Procedure

Initial Angular Momentum

Be VERY careful as you use these magnets. DO NOT let them close to each other if your fingers are also close by. I don’t know if you’ve ever dropped a 10-pound weight on the tip of your finger, but that’s what it will feel like.

You should only ever be pulling the magnets apart after the collision. As long as you don’t bring them near each other while they are in your hands, you should be fine.

1. Start by taking the measurements you will need in order to determine the initial angular momentum .
2. Use a ruler to measure about 10 cm up each inclined ramp.
3. Use a protractor to measure the angle of the incline. Assume it’s the same for both ramps.
4. Use the caliper to confirm that the distance between the grooves of the ramp are indeed 1⁄4”. The caliper are metal and can scratch the acetal, so be gentle.
5. Use these measurements to determine the velocity the magnets will reach at the bottom of the incline due to their initial potential energy as in Equations (5) in the Introduction section and Equation (1) in the Apparatus section. Do the two equations result in very different velocities?
6. We’ll assume that the magnets don’t lose much energy as they roll down the ramp and that the calculated velocity is the actual velocity.
7. When using two magnets from a set height, the distance between the rivets sets the initial value of angular momentum (L_i). Start out with rivets that are 1⁄2” apart and calculate L_i.

Determining

1. Plug the pickup coil into channel 1 of the oscilloscope.
2. On the oscilloscope, open the trigger menu. You want to be triggering from channel 1, and for the trigger level to be 50-100 mV. Set the time of the trigger to be at least a few hundred milliseconds from the left of the scope display.
3. Set the vertical and horizontal scales for a signal up to 1 V in amplitude and anywhere from 100 ms to 10 s long.
4. Hold the two 3⁄8” magnets at their height markers. Use tracks that are 1⁄2” apart. Let them go!
5. The oscilloscope should have triggered and you should see something that looks like the signal in Figure 3, but note that the length of the decay of the oscillations after impact varies greatly from run to run. Sometimes the magnets revolve for tens of seconds, and sometimes less than a few revolutions.
6. You will need to zoom in on the first few rotations after impact and determine the rotational frequency of the magnets.

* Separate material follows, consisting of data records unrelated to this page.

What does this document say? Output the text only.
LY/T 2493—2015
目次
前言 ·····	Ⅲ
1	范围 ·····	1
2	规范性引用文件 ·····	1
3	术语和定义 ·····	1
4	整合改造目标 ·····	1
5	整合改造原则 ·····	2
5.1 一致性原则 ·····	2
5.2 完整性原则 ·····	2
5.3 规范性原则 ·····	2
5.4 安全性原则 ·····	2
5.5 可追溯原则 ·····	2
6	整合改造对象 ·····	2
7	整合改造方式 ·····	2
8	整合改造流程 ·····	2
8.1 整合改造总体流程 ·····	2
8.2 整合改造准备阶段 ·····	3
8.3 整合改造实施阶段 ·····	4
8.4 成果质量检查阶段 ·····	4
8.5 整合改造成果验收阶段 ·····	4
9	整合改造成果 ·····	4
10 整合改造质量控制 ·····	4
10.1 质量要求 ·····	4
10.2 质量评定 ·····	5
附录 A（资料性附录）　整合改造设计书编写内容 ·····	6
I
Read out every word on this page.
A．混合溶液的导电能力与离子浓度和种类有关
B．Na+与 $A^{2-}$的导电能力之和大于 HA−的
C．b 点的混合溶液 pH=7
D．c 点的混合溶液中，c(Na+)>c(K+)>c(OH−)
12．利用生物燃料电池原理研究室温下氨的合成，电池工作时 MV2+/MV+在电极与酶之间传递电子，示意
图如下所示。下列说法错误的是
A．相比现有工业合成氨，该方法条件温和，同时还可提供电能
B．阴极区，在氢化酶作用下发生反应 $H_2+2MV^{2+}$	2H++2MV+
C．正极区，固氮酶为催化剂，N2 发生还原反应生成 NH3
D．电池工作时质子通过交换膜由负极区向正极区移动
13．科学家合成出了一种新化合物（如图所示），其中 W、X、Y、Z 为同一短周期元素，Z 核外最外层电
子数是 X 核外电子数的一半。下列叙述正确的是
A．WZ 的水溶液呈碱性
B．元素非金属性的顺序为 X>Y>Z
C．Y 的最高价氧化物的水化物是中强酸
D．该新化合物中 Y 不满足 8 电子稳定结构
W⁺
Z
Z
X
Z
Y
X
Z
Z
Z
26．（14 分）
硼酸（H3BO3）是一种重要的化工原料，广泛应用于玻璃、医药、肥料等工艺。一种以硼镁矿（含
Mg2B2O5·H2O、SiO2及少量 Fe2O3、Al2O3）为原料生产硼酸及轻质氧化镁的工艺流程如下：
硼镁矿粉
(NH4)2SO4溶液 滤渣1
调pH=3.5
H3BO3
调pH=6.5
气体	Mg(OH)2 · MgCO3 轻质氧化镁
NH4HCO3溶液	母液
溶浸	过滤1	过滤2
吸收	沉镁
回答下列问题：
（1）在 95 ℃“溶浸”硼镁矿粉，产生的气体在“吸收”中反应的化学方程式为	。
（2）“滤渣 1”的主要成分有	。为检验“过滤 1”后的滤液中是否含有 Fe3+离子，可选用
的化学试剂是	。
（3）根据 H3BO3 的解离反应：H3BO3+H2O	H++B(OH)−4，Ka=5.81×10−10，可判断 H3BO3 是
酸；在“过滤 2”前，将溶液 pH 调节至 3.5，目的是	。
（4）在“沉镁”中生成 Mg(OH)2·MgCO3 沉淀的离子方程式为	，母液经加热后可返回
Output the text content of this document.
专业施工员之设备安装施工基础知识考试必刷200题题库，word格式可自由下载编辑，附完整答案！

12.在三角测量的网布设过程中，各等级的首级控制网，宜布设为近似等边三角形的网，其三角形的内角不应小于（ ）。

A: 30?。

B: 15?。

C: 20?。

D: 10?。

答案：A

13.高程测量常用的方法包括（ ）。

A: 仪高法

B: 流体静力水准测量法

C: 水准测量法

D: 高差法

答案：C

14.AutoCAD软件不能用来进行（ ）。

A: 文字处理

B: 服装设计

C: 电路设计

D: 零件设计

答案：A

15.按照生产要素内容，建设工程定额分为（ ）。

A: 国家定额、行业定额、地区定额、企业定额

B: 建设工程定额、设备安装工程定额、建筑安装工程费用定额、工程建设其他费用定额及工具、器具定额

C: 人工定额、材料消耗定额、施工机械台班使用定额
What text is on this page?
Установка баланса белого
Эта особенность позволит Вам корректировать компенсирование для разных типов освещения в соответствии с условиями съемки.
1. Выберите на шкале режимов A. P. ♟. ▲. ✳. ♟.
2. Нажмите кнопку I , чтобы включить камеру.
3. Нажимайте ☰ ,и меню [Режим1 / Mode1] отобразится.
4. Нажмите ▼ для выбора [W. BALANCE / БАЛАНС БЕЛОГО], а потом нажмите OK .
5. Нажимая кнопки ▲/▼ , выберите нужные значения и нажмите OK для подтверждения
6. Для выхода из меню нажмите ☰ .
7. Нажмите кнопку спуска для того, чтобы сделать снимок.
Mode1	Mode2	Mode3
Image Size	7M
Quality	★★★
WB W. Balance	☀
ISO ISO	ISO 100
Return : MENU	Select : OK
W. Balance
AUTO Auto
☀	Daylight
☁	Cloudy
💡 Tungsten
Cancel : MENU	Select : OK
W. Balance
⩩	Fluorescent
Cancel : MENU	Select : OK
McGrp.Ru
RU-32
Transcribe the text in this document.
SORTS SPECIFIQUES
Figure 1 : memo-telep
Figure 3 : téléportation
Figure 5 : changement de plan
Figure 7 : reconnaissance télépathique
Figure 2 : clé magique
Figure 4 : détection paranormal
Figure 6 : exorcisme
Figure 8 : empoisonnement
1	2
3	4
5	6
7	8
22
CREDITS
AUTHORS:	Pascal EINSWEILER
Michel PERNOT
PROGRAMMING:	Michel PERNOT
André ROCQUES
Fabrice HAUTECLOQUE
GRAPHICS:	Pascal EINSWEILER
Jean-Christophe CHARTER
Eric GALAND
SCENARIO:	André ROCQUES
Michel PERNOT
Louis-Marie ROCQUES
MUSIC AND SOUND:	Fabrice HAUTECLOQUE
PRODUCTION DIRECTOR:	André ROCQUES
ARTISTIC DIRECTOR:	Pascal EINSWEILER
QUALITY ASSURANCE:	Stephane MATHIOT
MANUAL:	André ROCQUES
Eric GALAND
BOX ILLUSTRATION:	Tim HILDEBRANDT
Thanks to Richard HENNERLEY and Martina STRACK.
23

You may need to do another run with a shorter timescale on the oscilloscope in order to zoom in enough.
7. Use the cursors to determine the wavelength of your signal, NOT the wavelength from the measurement menu. You have your first data point!
8. You can control the value b and v to vary the initial value of angular momentum L_i. Vary this value as much as you can while still generating a rotating dumbbell. Take as many data points as you need.
9. Collect another set of data with the 1⁄2” magnets. Does the strength of the magnetic field change your measured value of the rotational inertia of the system? How does the oscilloscope signal change compared to when you were using the smaller magnets.

Analogy to Gravitational Waves

1. Hold the two 3⁄8” magnets at their height markers. Use tracks that are 1⁄2” apart. Let them go!
2. Your magnets should rotate quite rapidly near the center of the baseplate for quite a while. On occasion, the rotation stops quite rapidly due to the magnets aligning their poles AFTER contact.  That’s the scenario you want to measure here.
3. In either case, collect an oscilloscope trace that shows the inward spiral, merger, and ringdown as if this were an experiment that observed the merger of two black holes. Save this scope trace on a USB stick in order to send yourself the data.